France’s chief rabbi was among Jewish leaders who rejected a call for men and boys to stop wearing skullcaps, after a string of anti-Semitic attacks in the southern city of Marseille.

Zvi Ammar, the leader of Marseille’s Jewish community, earlier called on male Jews to stop wearing the kippa “until better days”, because of fears for their safety.

“Unfortunately for us, we are targeted,” he told AFP. “As soon as we are identified as Jewish we can be assaulted and even risk death.”

“We have to hide ourselves a little bit,” he said, adding that making such an appeal made him “sick to the stomach”.

His warning came the day after a man claiming to act in the name of the Islamic State jihadist group attacked a Jewish teacher who was wearing a skullcap and carrying a Torah.

But other Jewish leaders rejected the call, with France’s chief rabbi Haim Korsia telling AFP: “We should not give an inch, we should continue wearing the kippa.”

Roger Cukierman, the head of the country’s umbrella grouping of Jewish organisations, CRIF, agreed, saying the call reflected “a defeatist attitude”.

“He (Ammar) knows as well as I do that wearing a kippa or not will not resolve the issue of terrorism,” added Joel Mergui, president of the Israelite Central Consistory of France.

“If we have to give up wearing any distinctive sign of our identity, it clearly would raise the question of our future in France.”

France’s Jewish community is estimated at between 500,000 and 600,000 people, the largest in Europe and one of the largest in the world.

‘Not afraid to be Jewish’

Monday’s attack by a 15-year-old Turkish Kurd was the third on Jews in recent months in Marseille, home to the second-largest Jewish population in France after Paris with some 70,000.

The assailant, who investigators believe was self-radicalised via the Internet, attacked Benjamin Amsellem with a machete in the name of the Islamic State group.

He slashed the 35-year-old in the shoulder and hand in a scuffle that saw the victim, who fell to the ground, using his Torah as a shield to try to fend off the attack.

Amsellem’s wife Mazal said he had already decided not to wear a skullcap “and encourages the community to do the same, not because he is afraid or ashamed to be Jewish, quite the contrary, but for security”.

The attack followed assaults on three Jews in October, one by a drunken assailant with a knife near a synagogue.

In November, another Jewish teacher was stabbed by people shouting anti-Semitic obscenities and support for the Islamic State group.

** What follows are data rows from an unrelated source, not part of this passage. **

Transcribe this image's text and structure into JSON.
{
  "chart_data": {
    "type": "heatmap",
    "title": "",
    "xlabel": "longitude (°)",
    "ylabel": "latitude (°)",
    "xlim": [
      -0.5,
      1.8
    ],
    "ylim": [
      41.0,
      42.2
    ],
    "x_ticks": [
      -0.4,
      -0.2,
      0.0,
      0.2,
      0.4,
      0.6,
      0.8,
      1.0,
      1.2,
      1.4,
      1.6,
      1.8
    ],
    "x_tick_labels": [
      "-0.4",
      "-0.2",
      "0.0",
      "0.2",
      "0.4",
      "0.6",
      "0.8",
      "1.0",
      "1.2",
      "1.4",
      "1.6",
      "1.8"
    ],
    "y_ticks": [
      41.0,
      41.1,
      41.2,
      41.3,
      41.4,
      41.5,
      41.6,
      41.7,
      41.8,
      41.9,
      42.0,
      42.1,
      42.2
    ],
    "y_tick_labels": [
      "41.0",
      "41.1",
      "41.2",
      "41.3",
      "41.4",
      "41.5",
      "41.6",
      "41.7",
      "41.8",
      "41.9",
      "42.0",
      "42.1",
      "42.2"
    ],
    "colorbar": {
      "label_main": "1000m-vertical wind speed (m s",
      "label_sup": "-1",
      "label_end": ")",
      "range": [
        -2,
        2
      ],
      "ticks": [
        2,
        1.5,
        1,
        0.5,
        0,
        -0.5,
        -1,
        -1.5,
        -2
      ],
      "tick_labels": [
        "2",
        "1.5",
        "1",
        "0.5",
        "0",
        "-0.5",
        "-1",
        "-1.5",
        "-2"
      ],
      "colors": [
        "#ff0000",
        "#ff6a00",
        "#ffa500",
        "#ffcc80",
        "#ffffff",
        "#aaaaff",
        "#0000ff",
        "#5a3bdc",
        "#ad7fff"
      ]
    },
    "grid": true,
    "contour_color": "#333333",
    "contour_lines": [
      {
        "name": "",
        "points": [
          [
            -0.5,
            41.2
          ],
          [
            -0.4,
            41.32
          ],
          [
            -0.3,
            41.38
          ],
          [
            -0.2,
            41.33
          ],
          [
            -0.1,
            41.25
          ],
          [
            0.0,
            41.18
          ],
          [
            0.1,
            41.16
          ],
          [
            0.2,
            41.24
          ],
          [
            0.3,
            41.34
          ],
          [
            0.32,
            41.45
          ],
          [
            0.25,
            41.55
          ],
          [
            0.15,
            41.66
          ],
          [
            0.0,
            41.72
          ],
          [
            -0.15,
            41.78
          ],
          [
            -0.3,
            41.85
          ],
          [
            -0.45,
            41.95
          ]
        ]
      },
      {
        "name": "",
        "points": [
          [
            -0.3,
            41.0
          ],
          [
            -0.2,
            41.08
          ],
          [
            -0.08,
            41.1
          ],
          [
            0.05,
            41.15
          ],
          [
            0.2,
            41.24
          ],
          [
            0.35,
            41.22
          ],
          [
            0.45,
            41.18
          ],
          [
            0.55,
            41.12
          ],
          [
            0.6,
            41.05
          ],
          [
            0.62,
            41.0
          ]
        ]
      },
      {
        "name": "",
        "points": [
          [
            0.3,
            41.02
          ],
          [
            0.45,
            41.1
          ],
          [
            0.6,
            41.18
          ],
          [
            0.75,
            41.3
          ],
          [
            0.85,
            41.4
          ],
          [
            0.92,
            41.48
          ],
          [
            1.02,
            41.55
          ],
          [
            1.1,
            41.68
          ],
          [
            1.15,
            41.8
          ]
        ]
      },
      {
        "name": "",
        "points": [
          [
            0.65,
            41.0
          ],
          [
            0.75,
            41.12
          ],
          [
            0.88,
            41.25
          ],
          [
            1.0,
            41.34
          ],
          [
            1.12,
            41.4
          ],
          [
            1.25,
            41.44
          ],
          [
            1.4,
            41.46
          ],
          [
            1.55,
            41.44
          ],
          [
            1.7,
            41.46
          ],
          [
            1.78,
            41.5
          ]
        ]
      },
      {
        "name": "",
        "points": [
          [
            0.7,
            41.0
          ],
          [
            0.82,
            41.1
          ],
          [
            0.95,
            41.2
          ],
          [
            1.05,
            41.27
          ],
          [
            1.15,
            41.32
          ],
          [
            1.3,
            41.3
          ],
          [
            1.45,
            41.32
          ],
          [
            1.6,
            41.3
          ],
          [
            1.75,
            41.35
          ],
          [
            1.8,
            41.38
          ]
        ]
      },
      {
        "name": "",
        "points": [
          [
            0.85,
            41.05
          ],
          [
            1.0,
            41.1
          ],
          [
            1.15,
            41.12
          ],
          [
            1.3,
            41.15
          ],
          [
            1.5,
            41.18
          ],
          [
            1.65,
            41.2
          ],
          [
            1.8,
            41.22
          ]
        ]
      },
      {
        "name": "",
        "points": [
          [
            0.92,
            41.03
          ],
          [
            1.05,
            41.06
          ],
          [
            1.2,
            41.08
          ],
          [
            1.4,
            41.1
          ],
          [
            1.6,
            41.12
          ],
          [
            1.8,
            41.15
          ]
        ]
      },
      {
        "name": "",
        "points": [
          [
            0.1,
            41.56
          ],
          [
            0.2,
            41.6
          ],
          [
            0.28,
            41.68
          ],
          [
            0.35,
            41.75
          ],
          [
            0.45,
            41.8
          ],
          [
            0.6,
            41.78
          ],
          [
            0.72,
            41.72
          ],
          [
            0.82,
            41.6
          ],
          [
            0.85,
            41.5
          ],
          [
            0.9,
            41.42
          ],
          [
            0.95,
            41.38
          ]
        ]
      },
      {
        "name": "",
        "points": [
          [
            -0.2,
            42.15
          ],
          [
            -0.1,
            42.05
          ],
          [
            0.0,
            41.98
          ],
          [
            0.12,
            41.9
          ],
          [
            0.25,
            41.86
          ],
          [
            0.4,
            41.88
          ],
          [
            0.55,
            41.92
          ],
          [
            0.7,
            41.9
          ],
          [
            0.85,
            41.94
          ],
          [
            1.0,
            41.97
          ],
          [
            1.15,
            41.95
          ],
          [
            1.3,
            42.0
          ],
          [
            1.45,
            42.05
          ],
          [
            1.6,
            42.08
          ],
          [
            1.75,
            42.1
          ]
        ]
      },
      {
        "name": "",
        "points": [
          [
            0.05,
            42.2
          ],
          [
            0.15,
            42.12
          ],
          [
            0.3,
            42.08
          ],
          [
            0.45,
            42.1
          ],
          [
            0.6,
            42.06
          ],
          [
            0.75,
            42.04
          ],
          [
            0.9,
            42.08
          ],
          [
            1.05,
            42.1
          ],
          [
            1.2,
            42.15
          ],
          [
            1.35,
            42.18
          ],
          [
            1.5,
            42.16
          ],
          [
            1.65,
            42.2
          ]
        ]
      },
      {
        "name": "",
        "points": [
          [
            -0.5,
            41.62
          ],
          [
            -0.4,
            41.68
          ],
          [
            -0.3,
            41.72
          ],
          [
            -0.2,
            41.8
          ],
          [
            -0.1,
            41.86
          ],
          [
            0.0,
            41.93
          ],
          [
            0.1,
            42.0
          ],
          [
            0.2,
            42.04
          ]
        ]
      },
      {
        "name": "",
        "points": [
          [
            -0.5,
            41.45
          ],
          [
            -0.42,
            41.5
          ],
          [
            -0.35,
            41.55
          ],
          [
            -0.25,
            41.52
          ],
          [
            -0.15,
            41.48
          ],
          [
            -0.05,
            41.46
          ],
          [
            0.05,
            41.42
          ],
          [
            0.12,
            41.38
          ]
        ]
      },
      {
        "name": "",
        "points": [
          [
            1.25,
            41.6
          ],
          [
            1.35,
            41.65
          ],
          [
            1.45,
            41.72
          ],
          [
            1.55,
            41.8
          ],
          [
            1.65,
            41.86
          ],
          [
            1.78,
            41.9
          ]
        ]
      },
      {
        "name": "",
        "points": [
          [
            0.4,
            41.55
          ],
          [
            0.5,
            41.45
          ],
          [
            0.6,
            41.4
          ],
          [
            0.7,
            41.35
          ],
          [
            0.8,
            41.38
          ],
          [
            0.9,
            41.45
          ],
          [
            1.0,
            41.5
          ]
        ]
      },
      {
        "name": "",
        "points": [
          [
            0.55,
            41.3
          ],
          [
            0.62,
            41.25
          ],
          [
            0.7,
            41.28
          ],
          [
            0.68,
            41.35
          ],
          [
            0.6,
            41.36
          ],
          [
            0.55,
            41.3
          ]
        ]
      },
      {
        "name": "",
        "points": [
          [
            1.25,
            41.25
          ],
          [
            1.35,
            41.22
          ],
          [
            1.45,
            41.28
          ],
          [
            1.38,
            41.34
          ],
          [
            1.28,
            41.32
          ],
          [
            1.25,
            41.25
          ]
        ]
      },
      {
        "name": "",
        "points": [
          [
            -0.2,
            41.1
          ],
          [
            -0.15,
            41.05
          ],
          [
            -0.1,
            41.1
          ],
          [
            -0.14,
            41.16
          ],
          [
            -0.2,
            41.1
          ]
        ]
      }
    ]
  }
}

France’s Jewish community has grown used to living under the surveillance of armed soldiers around synagogues and schools since being targeted in a jihadist attack in Paris last January.

This month, France marked a year since the attacks that left 17 people dead, including four gunned down in a Jewish supermarket.

Anti-Semitic acts have soared in recent years, increasing by 84 percent in the period between January 2015 and May 2015 compared to a year earlier, according to official statistics.

At the same time there has been an increase in emigration from France to Israel, with a record 7,900 people leaving last year.

Marseille prosecutor Brice Robin said that since November’s jihadist rampage in Paris that claimed 130 lives, his city had opened 70 investigations into attacks, threats and incitements to hatred, as well as “defending terrorism”.

The frequency of such offences was “much greater than elsewhere” in France, he said.